We learn that Hurstwood's been so wrapped up in his affair with Carrie that he's pretty much been ignoring everything going on at home. Every morning he goes through the motions of having breakfast with Mrs. Hurstwood and the kids, but mostly buries his nose in the newspaper so he doesn't have to actually talk to any of them.
We jump back to a scene in the Hurstwood home that took place on the night of Hurstwood's latest theater outing with Drouet and Carrie (the one where they went to see that fake play "The Covenant"). Right before he leaves for the play, Mrs. Hurstwood tells him that she wants him to get them all season tickets to the horse races. She's never asked for season tickets before, but her rich friends are getting them and she wants to "exhibit" Jessica in the hopes of attracting a rich husband for her.

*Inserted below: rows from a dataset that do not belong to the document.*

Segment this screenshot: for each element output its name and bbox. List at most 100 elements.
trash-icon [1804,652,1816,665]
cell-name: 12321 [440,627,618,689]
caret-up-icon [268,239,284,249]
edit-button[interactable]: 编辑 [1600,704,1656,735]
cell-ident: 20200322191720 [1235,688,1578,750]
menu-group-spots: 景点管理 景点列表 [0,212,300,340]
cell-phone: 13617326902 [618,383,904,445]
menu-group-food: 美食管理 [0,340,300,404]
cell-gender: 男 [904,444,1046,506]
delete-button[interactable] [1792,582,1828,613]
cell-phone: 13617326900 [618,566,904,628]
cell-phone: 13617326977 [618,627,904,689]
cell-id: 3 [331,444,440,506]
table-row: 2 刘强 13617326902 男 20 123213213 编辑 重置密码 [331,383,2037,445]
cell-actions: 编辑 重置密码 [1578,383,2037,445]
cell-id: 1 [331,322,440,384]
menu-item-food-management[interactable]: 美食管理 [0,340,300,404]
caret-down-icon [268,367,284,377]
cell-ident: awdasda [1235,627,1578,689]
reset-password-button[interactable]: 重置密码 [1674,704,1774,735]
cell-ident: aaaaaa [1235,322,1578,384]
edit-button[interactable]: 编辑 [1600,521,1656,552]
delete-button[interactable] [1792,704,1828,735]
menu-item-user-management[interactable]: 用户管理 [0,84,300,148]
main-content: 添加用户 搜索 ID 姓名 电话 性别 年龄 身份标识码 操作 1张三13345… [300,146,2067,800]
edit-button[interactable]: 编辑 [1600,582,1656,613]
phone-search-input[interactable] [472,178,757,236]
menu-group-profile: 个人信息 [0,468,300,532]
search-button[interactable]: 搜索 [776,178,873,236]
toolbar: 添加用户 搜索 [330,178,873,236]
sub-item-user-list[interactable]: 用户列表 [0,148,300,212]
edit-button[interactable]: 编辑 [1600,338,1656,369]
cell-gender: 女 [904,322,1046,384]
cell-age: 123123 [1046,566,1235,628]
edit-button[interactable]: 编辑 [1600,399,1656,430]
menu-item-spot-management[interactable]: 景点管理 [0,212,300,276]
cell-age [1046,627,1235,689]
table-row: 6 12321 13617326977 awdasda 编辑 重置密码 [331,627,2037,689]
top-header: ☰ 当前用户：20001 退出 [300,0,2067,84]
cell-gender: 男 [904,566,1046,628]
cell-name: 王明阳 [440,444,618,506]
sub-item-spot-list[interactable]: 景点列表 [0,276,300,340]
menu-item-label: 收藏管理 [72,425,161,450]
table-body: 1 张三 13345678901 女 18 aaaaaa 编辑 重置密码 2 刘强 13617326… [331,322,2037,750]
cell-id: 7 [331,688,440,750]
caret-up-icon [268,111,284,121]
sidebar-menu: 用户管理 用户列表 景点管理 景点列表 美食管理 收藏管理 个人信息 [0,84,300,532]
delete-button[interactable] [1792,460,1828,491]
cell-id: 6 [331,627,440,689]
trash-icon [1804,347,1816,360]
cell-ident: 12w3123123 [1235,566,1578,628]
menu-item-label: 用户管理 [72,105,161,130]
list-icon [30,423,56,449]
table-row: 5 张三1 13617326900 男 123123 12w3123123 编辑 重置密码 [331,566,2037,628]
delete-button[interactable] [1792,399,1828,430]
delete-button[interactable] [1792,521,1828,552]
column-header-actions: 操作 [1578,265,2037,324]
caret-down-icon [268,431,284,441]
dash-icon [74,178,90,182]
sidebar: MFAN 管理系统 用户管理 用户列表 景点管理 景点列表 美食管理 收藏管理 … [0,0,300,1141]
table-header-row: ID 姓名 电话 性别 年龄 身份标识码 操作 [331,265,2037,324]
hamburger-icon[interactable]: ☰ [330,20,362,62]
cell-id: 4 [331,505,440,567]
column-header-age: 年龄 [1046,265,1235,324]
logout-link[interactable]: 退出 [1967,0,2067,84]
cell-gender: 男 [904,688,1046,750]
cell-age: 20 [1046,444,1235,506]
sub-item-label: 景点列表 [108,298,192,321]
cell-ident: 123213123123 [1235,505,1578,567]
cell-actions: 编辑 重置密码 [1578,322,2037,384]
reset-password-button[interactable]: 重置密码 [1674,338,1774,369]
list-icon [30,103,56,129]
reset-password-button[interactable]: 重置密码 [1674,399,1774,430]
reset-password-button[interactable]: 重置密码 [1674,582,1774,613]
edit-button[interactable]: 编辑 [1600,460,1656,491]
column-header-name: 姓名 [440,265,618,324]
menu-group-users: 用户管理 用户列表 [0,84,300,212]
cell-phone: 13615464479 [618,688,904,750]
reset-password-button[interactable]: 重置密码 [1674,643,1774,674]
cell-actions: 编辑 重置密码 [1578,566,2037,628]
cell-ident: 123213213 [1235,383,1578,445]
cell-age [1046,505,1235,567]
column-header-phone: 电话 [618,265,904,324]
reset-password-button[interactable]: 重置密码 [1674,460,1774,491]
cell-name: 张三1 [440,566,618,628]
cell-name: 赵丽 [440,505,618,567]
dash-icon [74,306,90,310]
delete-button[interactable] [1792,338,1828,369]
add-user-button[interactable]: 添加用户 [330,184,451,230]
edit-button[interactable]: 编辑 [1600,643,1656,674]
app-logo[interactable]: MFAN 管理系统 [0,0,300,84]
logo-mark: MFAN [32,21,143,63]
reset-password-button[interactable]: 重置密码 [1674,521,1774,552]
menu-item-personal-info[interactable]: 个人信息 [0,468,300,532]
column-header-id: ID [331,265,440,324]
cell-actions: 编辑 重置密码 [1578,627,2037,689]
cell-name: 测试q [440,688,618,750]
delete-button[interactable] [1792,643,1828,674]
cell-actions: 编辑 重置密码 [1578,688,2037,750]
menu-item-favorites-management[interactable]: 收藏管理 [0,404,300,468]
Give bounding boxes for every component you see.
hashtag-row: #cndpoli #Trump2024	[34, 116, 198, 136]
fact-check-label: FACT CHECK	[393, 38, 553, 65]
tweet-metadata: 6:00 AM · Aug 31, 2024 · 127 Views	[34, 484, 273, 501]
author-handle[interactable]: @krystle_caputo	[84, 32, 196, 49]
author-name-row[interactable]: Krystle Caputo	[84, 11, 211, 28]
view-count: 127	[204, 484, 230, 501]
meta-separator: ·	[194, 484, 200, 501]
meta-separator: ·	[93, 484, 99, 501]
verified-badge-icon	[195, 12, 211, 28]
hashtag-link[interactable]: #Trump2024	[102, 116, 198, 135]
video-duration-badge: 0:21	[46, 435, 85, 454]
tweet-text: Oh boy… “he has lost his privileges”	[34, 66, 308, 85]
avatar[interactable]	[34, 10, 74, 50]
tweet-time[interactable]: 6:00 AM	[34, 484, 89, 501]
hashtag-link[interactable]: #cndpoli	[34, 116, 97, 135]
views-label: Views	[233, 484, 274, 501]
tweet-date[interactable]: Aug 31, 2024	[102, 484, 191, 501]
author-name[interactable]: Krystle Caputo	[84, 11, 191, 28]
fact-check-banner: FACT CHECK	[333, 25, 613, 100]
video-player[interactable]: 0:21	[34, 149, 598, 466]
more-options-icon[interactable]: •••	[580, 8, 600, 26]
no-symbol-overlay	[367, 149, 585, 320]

Hurstwood tells her they're not easy to get and they're insanely expensive, but she throws a tantrum and he gives in. He doesn't stick around for supper.
We return to the present as Hurstwood eats breakfast with his family. He's irritated because Jessica keeps dropping hints that she wants to go to Europe for the summer like her rich friends. He's further ticked that George Jr. went off to another town for a tennis match and didn't tell him. He feels out of the loop with his kids.
Hurstwood cheers himself up by thinking of Carrie. He contemplates the fact that Carrie has no clue that he's married and he's hopeful that she won't find out. They've become serious pen pals, writing to each other ever since the theater night. Hurstwood writes her a letter asking her to meet him in the park.
They meet up, and after exchanging a few pleasantries, Hurstwood cuts to the chase: he wants her to leave Drouet and come away with him.
She asks him where they'd go, and he asks her where she wants to go. She doesn't want to stay in Chicago because Drouet's there, but Hurstwood would have to give up his job if they left, so he tries to convince her Chicago is big enough for all of them.
And then she drops a bomb: "I shouldn't want to get married as long as [Drouet]'s here" (15.80), she tells him. Hurstwood panics at first, as the word bigamy flashes in his mind like a neon sign, but he can't help feeling happy that she feels so strongly about him.
Hurstwood gets a brilliant idea: he'll give Carrie a little test. He asks her what she would do if he came to her and told her that he had to go away and wasn't coming back. Would she go with him?
Duh—the answer is yes. He presses, asking if she would still go if they couldn't get married right away. She says that would be okay as long as they got married "as soon as we got to the other end of the journey." He plays it off like he's joking, telling her he'll come get her some evening, and she reinforces her sentiment that she will only stay with him if he marries her.